Bookkeeping is tedious, confusing and something you’d rather not think about says Aron Govil. But it can mean the difference between staying afloat in your business and sinking like a rock. It’s simply the act of recording every business transaction – from daily sales at the coffee shop to making payments on your car loan. You don’t have to be an accountant (although they are certainly welcome). All you need is one good bookkeeper, who may not even know how to do your books but knows how to find someone that does.
Here are some ABCs of bookkeeping: A-Accounting Software; B-Books; C-‘Been down this road before.’ (We’ll explain.)
- The A-You’ll be able to use it for business and personal expenses, tax deductions (yes), accounts payable (getting paid) and accounts receivable (sales). Depending on the software you use, you can pass your books in an instant to your accountant at year’s end. Using accounting software will keep you organized because all the information in one place is just too good to miss or lose says Aron Govil. Nowadays, most programs are easy enough to learn that even the smallest business owner can master them without feeling like Spock at a disco. Still need help? Then hire an entry-level employee so he/she can play with the computer all day long while getting paid hourly wage.
- The B-Books basically give you historical information about your business. They contain all the records of past transactions, which is why you need them. You can’t build a house without a hammer and nails, right? And even with the most sophisticated accounting software, if you don’t have books to back it up, you could be in bad shape at tax time. So buy ledgers – they’re cheap (about $20 for 100 pages). For every transaction that goes through your shop or office, write it down on an invoice or deposit slip before placing it in the proper ledger-each one has its designated spot so you won’t lose anything. A separate ledger should be for cash tips since this information will be in need when doing your taxes. If these aren’t readily available for some reason, simply use your accounting software’s transaction register. Money in the bank is good but getting pay is better!
- The C-Been down this road before. There are some money moves that you must pay attention to or you’ll find yourself crying in your beers when Uncle Sam comes for his cut next April 15th.
Here’s another important rule you can’t afford to forget:
- Never mix business with pleasure – which means never put personal expenses on your business account whether it is credit cards, checking or savings accounts. It will confuse the IRS and make for a slippery slope of deductions come tax time if they happen to think your personal expenditures are actually part of the company’s expenses. Once again, using separate ledgers can help here, too.
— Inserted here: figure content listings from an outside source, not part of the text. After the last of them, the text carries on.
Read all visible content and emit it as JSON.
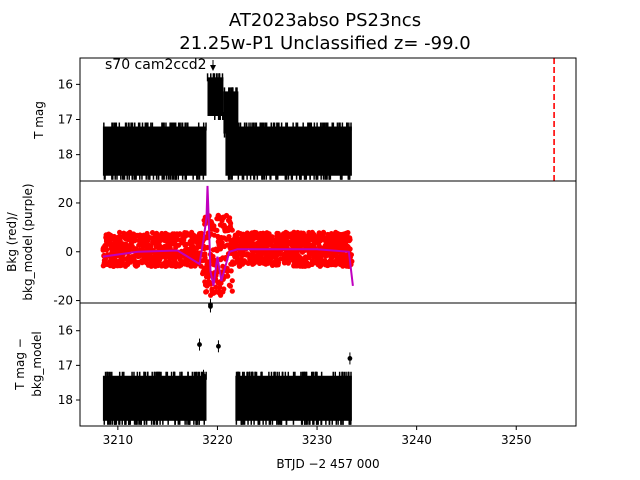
{
  "title_line1": "AT2023abso  PS23ncs",
  "title_line2": "21.25w-P1 Unclassified z= -99.0",
  "annotation": "s70 cam2ccd2",
  "xlabel": "BTJD −2 457 000",
  "colors": {
    "data": "#000000",
    "bkg": "#ff0000",
    "bkg_model": "#bf00bf",
    "marker_line": "#ff0000"
  },
  "chart_data": [
    {
      "type": "scatter",
      "panel": "top",
      "ylabel": "T mag",
      "y_inverted": true,
      "xlim": [
        3206.2,
        3256.0
      ],
      "ylim": [
        18.75,
        15.25
      ],
      "x_ticks": [
        3210,
        3220,
        3230,
        3240,
        3250
      ],
      "y_ticks": [
        16,
        17,
        18
      ],
      "vertical_line": {
        "x": 3253.8,
        "style": "dashed"
      },
      "series": [
        {
          "x_ranges": [
            [
              3208.5,
              3218.9
            ],
            [
              3220.8,
              3233.5
            ]
          ],
          "y_band": [
            17.2,
            18.6
          ]
        },
        {
          "x_range": [
            3219.0,
            3220.6
          ],
          "y_band": [
            15.8,
            16.9
          ]
        },
        {
          "x_range": [
            3220.6,
            3222.1
          ],
          "y_band": [
            16.2,
            17.4
          ]
        }
      ]
    },
    {
      "type": "scatter",
      "panel": "middle",
      "ylabel": "Bkg (red)/\nbkg_model (purple)",
      "xlim": [
        3206.2,
        3256.0
      ],
      "ylim": [
        -21,
        29
      ],
      "y_ticks": [
        -20,
        0,
        20
      ],
      "series": [
        {
          "x_ranges": [
            [
              3208.5,
              3218.5
            ],
            [
              3221.5,
              3233.5
            ]
          ],
          "y_band": [
            -6,
            8
          ]
        },
        {
          "x_range": [
            3218.5,
            3221.5
          ],
          "y_band": [
            -18,
            15
          ]
        },
        {
          "line": true,
          "x": [
            3208.5,
            3212,
            3216,
            3218.2,
            3218.6,
            3218.9,
            3219.0,
            3219.15,
            3219.3,
            3219.6,
            3220.0,
            3220.4,
            3220.8,
            3221.2,
            3222,
            3226,
            3230,
            3233.2,
            3233.6
          ],
          "y": [
            -2,
            0,
            0.5,
            -5,
            5,
            14,
            27,
            10,
            -8,
            -14,
            -2,
            -12,
            -6,
            0,
            1,
            1,
            1,
            0,
            -14
          ]
        }
      ]
    },
    {
      "type": "scatter",
      "panel": "bottom",
      "ylabel": "T mag −\nbkg_model",
      "y_inverted": true,
      "xlim": [
        3206.2,
        3256.0
      ],
      "ylim": [
        18.75,
        15.2
      ],
      "y_ticks": [
        16,
        17,
        18
      ],
      "series": [
        {
          "x_ranges": [
            [
              3208.5,
              3218.9
            ],
            [
              3221.8,
              3233.5
            ]
          ],
          "y_band": [
            17.3,
            18.6
          ]
        },
        {
          "points": [
            [
              3219.3,
              15.25
            ],
            [
              3219.3,
              15.3
            ],
            [
              3218.2,
              16.4
            ],
            [
              3218.6,
              17.3
            ],
            [
              3220.1,
              16.45
            ],
            [
              3233.3,
              16.8
            ]
          ]
        }
      ]
    }
  ]
}
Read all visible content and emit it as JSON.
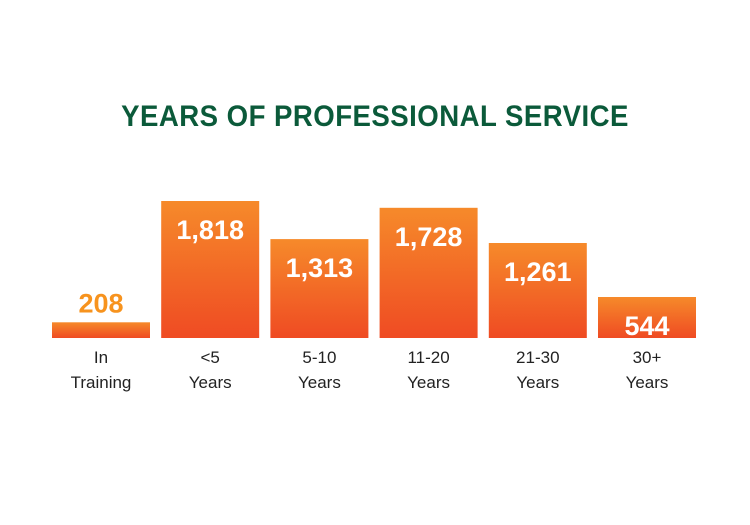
{
  "colors": {
    "title": "#0b5a3a",
    "bar_top": "#f68a2a",
    "bar_bottom": "#ef4b23",
    "value_inside": "#ffffff",
    "value_outside": "#f7931e",
    "category_text": "#222222"
  },
  "chart_data": {
    "type": "bar",
    "title": "YEARS OF PROFESSIONAL SERVICE",
    "categories": [
      [
        "In",
        "Training"
      ],
      [
        "<5",
        "Years"
      ],
      [
        "5-10",
        "Years"
      ],
      [
        "11-20",
        "Years"
      ],
      [
        "21-30",
        "Years"
      ],
      [
        "30+",
        "Years"
      ]
    ],
    "values": [
      208,
      1818,
      1313,
      1728,
      1261,
      544
    ],
    "value_labels": [
      "208",
      "1,818",
      "1,313",
      "1,728",
      "1,261",
      "544"
    ],
    "ylim": [
      0,
      1818
    ],
    "grid": false,
    "legend": "none",
    "xlabel": "",
    "ylabel": ""
  }
}
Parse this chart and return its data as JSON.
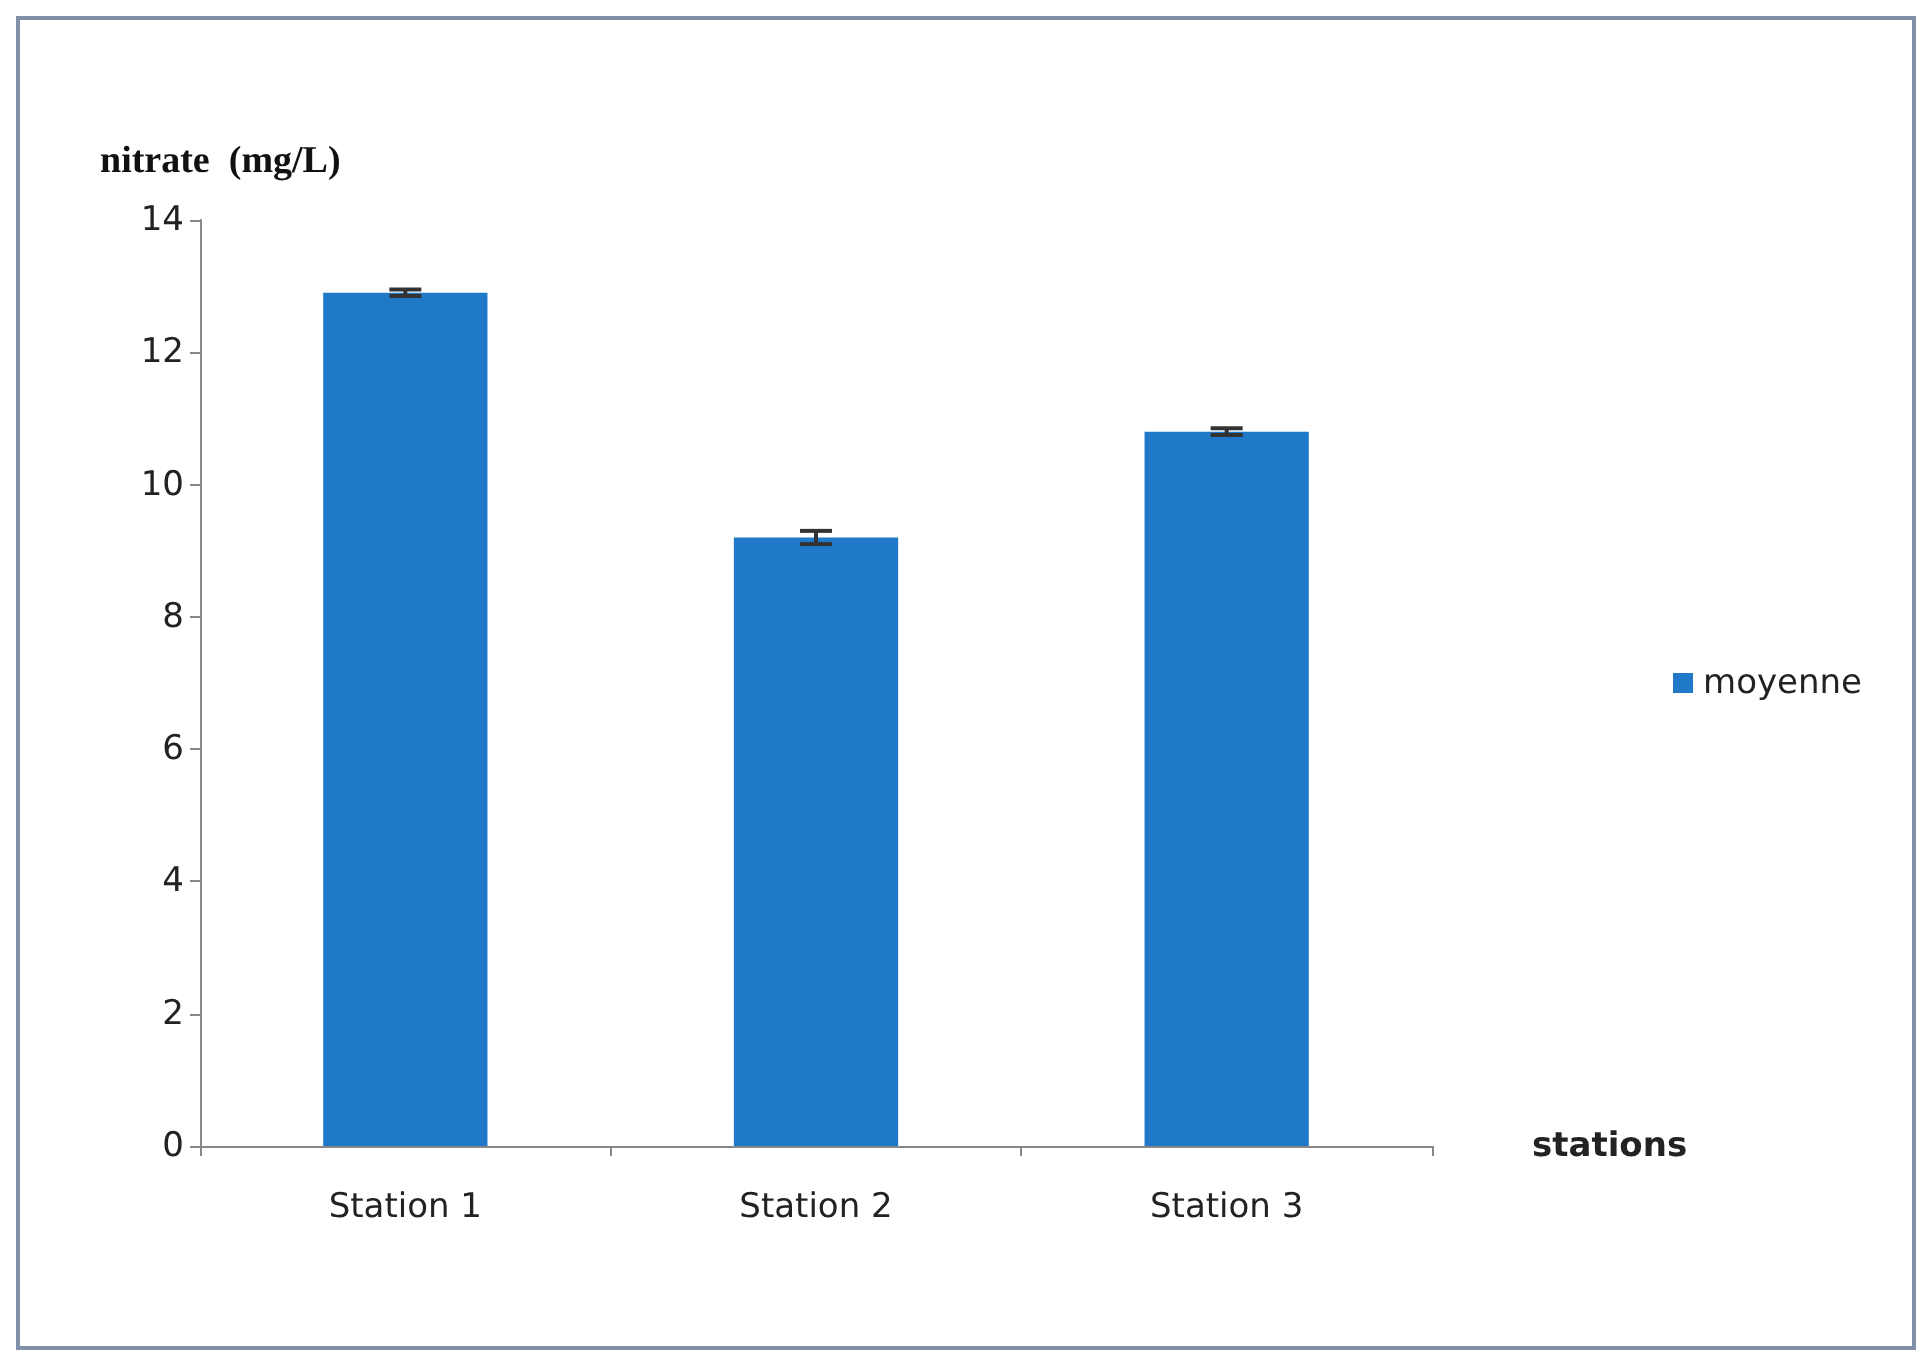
{
  "chart_data": {
    "type": "bar",
    "ylabel": "nitrate  (mg/L)",
    "xlabel": "stations",
    "categories": [
      "Station 1",
      "Station 2",
      "Station 3"
    ],
    "series": [
      {
        "name": "moyenne",
        "color": "#1f78c8",
        "values": [
          12.9,
          9.2,
          10.8
        ],
        "errors": [
          0.05,
          0.1,
          0.05
        ]
      }
    ],
    "ylim": [
      0,
      14
    ],
    "yticks": [
      0,
      2,
      4,
      6,
      8,
      10,
      12,
      14
    ],
    "grid": false,
    "legend": "right"
  }
}
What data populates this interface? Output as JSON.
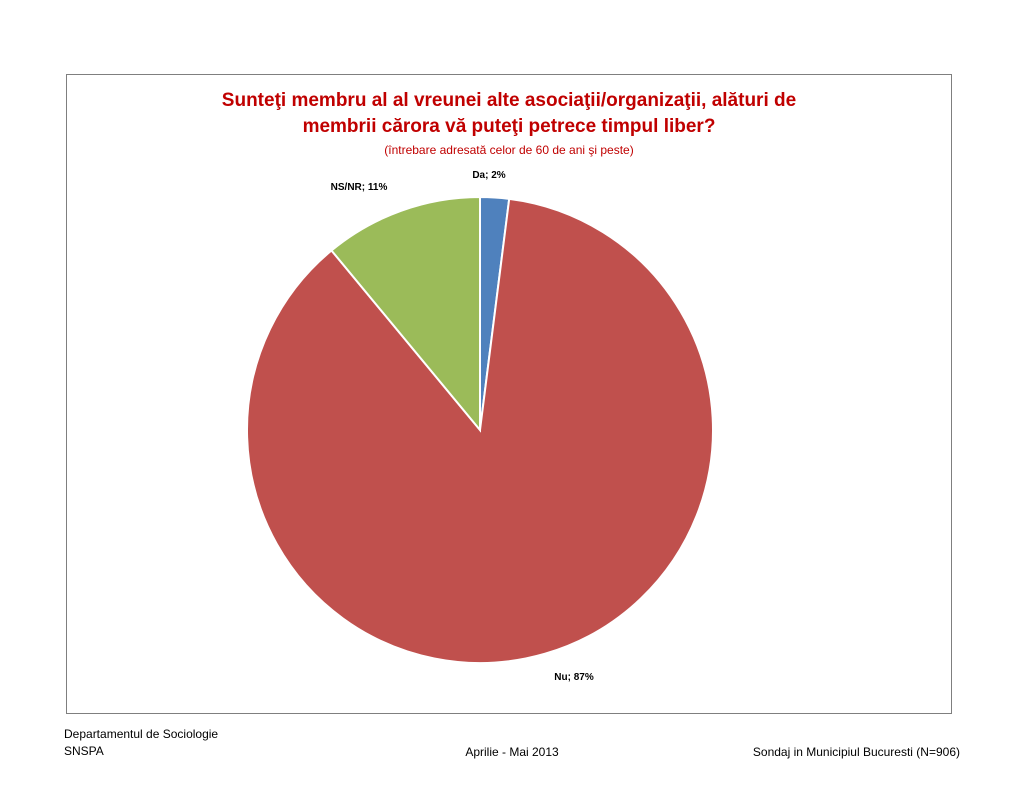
{
  "chart_data": {
    "type": "pie",
    "title_line1": "Sunteţi membru al al vreunei alte asociaţii/organizaţii,  alături de",
    "title_line2": "membrii cărora vă puteţi petrece timpul liber?",
    "subtitle": "(întrebare adresată celor de 60 de ani şi peste)",
    "slices": [
      {
        "name": "Da",
        "value": 2,
        "label": "Da; 2%",
        "color": "#4f81bd"
      },
      {
        "name": "Nu",
        "value": 87,
        "label": "Nu; 87%",
        "color": "#c0504d"
      },
      {
        "name": "NS/NR",
        "value": 11,
        "label": "NS/NR; 11%",
        "color": "#9bbb59"
      }
    ],
    "title_color": "#c00000",
    "label_placement": "outside"
  },
  "footer": {
    "dept_line1": "Departamentul de Sociologie",
    "dept_line2": "SNSPA",
    "period": "Aprilie - Mai 2013",
    "survey": "Sondaj in Municipiul Bucuresti (N=906)"
  }
}
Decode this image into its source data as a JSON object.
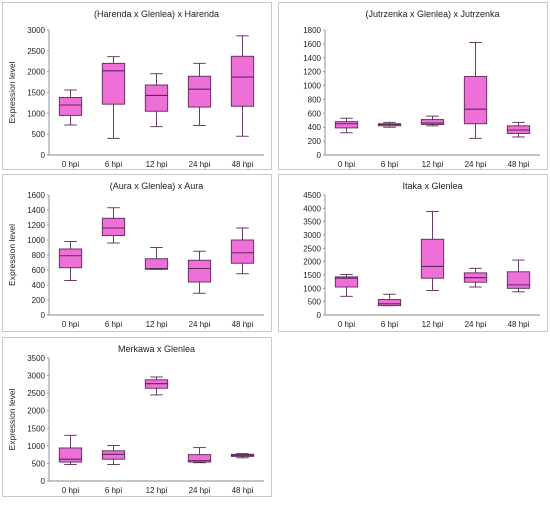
{
  "ylabel": "Expression level",
  "categories": [
    "0 hpi",
    "6 hpi",
    "12 hpi",
    "24 hpi",
    "48 hpi"
  ],
  "box_color": "#ee6fd8",
  "box_stroke": "#5a2a55",
  "chart_data": [
    {
      "type": "box",
      "title": "(Harenda x Glenlea) x Harenda",
      "ylabel": "Expression level",
      "categories": [
        "0 hpi",
        "6 hpi",
        "12 hpi",
        "24 hpi",
        "48 hpi"
      ],
      "ylim": [
        0,
        3000
      ],
      "ystep": 500,
      "ticks": [
        "0",
        "500",
        "1000",
        "1500",
        "2000",
        "2500",
        "3000"
      ],
      "boxes": [
        {
          "min": 720,
          "q1": 950,
          "median": 1200,
          "q3": 1380,
          "max": 1560
        },
        {
          "min": 400,
          "q1": 1220,
          "median": 2020,
          "q3": 2200,
          "max": 2360
        },
        {
          "min": 680,
          "q1": 1050,
          "median": 1430,
          "q3": 1680,
          "max": 1950
        },
        {
          "min": 710,
          "q1": 1150,
          "median": 1580,
          "q3": 1890,
          "max": 2200
        },
        {
          "min": 450,
          "q1": 1170,
          "median": 1870,
          "q3": 2370,
          "max": 2860
        }
      ]
    },
    {
      "type": "box",
      "title": "(Jutrzenka x Glenlea) x Jutrzenka",
      "ylabel": "",
      "categories": [
        "0 hpi",
        "6 hpi",
        "12 hpi",
        "24 hpi",
        "48 hpi"
      ],
      "ylim": [
        0,
        1800
      ],
      "ystep": 200,
      "ticks": [
        "0",
        "200",
        "400",
        "600",
        "800",
        "1000",
        "1200",
        "1400",
        "1600",
        "1800"
      ],
      "boxes": [
        {
          "min": 320,
          "q1": 390,
          "median": 450,
          "q3": 480,
          "max": 530
        },
        {
          "min": 400,
          "q1": 420,
          "median": 440,
          "q3": 450,
          "max": 470
        },
        {
          "min": 420,
          "q1": 440,
          "median": 460,
          "q3": 510,
          "max": 560
        },
        {
          "min": 240,
          "q1": 450,
          "median": 660,
          "q3": 1130,
          "max": 1620
        },
        {
          "min": 260,
          "q1": 310,
          "median": 360,
          "q3": 420,
          "max": 470
        }
      ]
    },
    {
      "type": "box",
      "title": "(Aura x Glenlea) x Aura",
      "ylabel": "Expression level",
      "categories": [
        "0 hpi",
        "6 hpi",
        "12 hpi",
        "24 hpi",
        "48 hpi"
      ],
      "ylim": [
        0,
        1600
      ],
      "ystep": 200,
      "ticks": [
        "0",
        "200",
        "400",
        "600",
        "800",
        "1000",
        "1200",
        "1400",
        "1600"
      ],
      "boxes": [
        {
          "min": 460,
          "q1": 630,
          "median": 790,
          "q3": 880,
          "max": 980
        },
        {
          "min": 960,
          "q1": 1060,
          "median": 1160,
          "q3": 1290,
          "max": 1430
        },
        {
          "min": 610,
          "q1": 610,
          "median": 620,
          "q3": 750,
          "max": 900
        },
        {
          "min": 290,
          "q1": 440,
          "median": 620,
          "q3": 730,
          "max": 850
        },
        {
          "min": 550,
          "q1": 690,
          "median": 830,
          "q3": 1000,
          "max": 1160
        }
      ]
    },
    {
      "type": "box",
      "title": "Itaka x Glenlea",
      "ylabel": "",
      "categories": [
        "0 hpi",
        "6 hpi",
        "12 hpi",
        "24 hpi",
        "48 hpi"
      ],
      "ylim": [
        0,
        4500
      ],
      "ystep": 500,
      "ticks": [
        "0",
        "500",
        "1000",
        "1500",
        "2000",
        "2500",
        "3000",
        "3500",
        "4000",
        "4500"
      ],
      "boxes": [
        {
          "min": 700,
          "q1": 1050,
          "median": 1380,
          "q3": 1430,
          "max": 1520
        },
        {
          "min": 350,
          "q1": 350,
          "median": 420,
          "q3": 580,
          "max": 780
        },
        {
          "min": 920,
          "q1": 1380,
          "median": 1820,
          "q3": 2840,
          "max": 3880
        },
        {
          "min": 1050,
          "q1": 1230,
          "median": 1400,
          "q3": 1580,
          "max": 1750
        },
        {
          "min": 870,
          "q1": 1000,
          "median": 1130,
          "q3": 1620,
          "max": 2060
        }
      ]
    },
    {
      "type": "box",
      "title": "Merkawa x Glenlea",
      "ylabel": "Expression level",
      "categories": [
        "0 hpi",
        "6 hpi",
        "12 hpi",
        "24 hpi",
        "48 hpi"
      ],
      "ylim": [
        0,
        3500
      ],
      "ystep": 500,
      "ticks": [
        "0",
        "500",
        "1000",
        "1500",
        "2000",
        "2500",
        "3000",
        "3500"
      ],
      "boxes": [
        {
          "min": 470,
          "q1": 540,
          "median": 620,
          "q3": 940,
          "max": 1300
        },
        {
          "min": 470,
          "q1": 620,
          "median": 760,
          "q3": 860,
          "max": 1010
        },
        {
          "min": 2450,
          "q1": 2640,
          "median": 2770,
          "q3": 2880,
          "max": 2960
        },
        {
          "min": 520,
          "q1": 540,
          "median": 580,
          "q3": 750,
          "max": 950
        },
        {
          "min": 660,
          "q1": 700,
          "median": 730,
          "q3": 760,
          "max": 780
        }
      ]
    }
  ]
}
- Finally, keep your receipts! This is very important because without them, you have no proof that certain expenses were for business explains Aron Govil. Once again, separate in-boxes or in-folders are great to stash in your desk drawer until tax time when you’ll need them.
- By the way, what’s with getting paid? If you’re not happy with how much you’re taking home at the end of the day/week/month then it may be time to reevaluate your prices or products sold. Charging too little means giving away money while charging too much could mean losing sales. But it’s up to you – what’s more important…profit or volume?
- Bookkeeping is a lot easier said than done but this ABCs of bookkeeping will at least give you a head start. Now the ball’s in your court says Aron Govil.
If you are already using some sort of bookkeeping software for your business (i.e. QuickBooks), it is probably best not to mix your personal and business transactions.
If you are using a spreadsheet, I would recommend that you separate your expenses and income into its own tab or sheet, for example, “Personal Expenses” and “Business Income”.
Nobody wants to do bookkeeping, but making it easy on you will pay off in the long run.